The Danger of Philosophy
Now, let’s come back from Philosophy excursion and be reminded: we’ve just said some very true and glorious things of God, but see here the danger of philosophy – arriving at truth apart from the revealed truth of God – the Bible. I was a philosophy major in college. I’ve experienced how this works firsthand, and if we aren’t aware of it we can find ourselves in loads of trouble. So let’s ask the ever pressing question: does the Bible agree with this? Well let’s look into it to see these things to see.
In Romans 16:27 out of the things Paul could have attributed to God he says in His benediction, ‘To the only wise God be glory forevermore through Jesus Christ!’ Job says God is ‘wise in heart’ (Job 9:4) and that ‘with God are wisdom and might’ (Job 12:13). Psalm 19 and Psalm 104 put the wisdom of God on display through creation saying ‘In wisdom You have made them all.’ We even have en entire section of the Old Testament (Job, Proverbs, Ecclesiastes, and Song of Solomon) called the ‘Wisdom literature and in that portion of Scripture wisdom is even personified in Proverbs 8. More so, we have Solomon the epitome of Old Testament wisdom. 1 Kings 4:32-33 says Solomon wrote, ‘3,000 proverbs, and his songs were 1,005. He spoke of trees, from the cedar that is in Lebanon to the hyssop that grows out of the wall. He also spoke of beasts, and of birds, and of reptiles, and of fish.’ Solomon was so wise because God made him this way. He asked Solomon for anything, and out of all the things Solomon could have asked for (wealth, fame, and fortune) he asked for wisdom, and God gave him wisdom and everything else along with it.
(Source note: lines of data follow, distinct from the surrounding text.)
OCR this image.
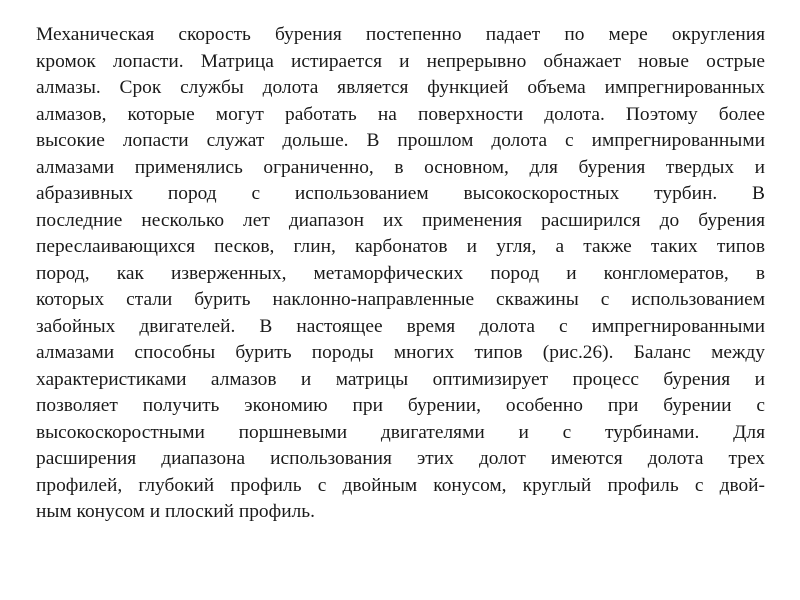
Механическая скорость бурения постепенно падает по мере округления
кромок лопасти. Матрица истирается и непрерывно обнажает новые острые
алмазы. Срок службы долота является функцией объема импрегнированных
алмазов, которые могут работать на поверхности долота. Поэтому более
высокие лопасти служат дольше. В прошлом долота с импрегнированными
алмазами применялись ограниченно, в основном, для бурения твердых и
абразивных пород с использованием высокоскоростных турбин. В
последние несколько лет диапазон их применения расширился до бурения
переслаивающихся песков, глин, карбонатов и угля, а также таких типов
пород, как изверженных, метаморфических пород и конгломератов, в
которых стали бурить наклонно-направленные скважины с использованием
забойных двигателей. В настоящее время долота с импрегнированными
алмазами способны бурить породы многих типов (рис.26). Баланс между
характеристиками алмазов и матрицы оптимизирует процесс бурения и
позволяет получить экономию при бурении, особенно при бурении с
высокоскоростными поршневыми двигателями и с турбинами. Для
расширения диапазона использования этих долот имеются долота трех
профилей, глубокий профиль с двойным конусом, круглый профиль с двой-
ным конусом и плоский профиль.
Keeping Solomon in mind we find it no surprise when we see Jesus say in Matthew 12:42, ‘Someone greater than Solomon is here.’ When we think specifically of redemption in Christ God’s wisdom comes squarely into view. After spending 11 entire chapters detailing rich and robust doctrine concerning the nature of God’s work through His son in Paul’s letter to the Romans, he explodes into praise in 11:33 saying, ‘O’ the depth and the riches of the (what?) wisdom of God…’ Later in 1 Corinthians even though the cross is seen as foolishness to the world (1 Cor. 1:18) Christ is the very ‘wisdom of God’ (1 Cor. 1:30) to those who’ve been saved. In fact the whole scope of ‘redemption as wisdom’ is defined for us in 1 Cor. 1:20-31 (read). In many ways God pits His own wisdom against the wisdom of the world and He shows how His wisdom, though seen as folly and weakness, is actually where true strength and truth is found. Even later in Ephesians 3 Paul is speaking of the wondrous reality that in the gospel racial barriers/tensions are broken down (specifically the context is Jew/Gentile, but we can see how easily it applies to the racial tensions in our day) and from seeing such things put on display in the local church, Paul says the entire watching world see’s the wisdom of God. Eph. 3:10 says it, that ‘through the church the manifold wisdom of God might now be made known to the principalities and powers in the heavenly places.’
To come back to Leibniz we must say that though the Bible never outright states his conclusion about ‘the best of all possible worlds’ it does seem to be a logical implication of what the Bible has to say about the wisdom of God. But let’s use caution, rather than beginning with Leibniz, let’s be safe and go to the Scripture first, yeah?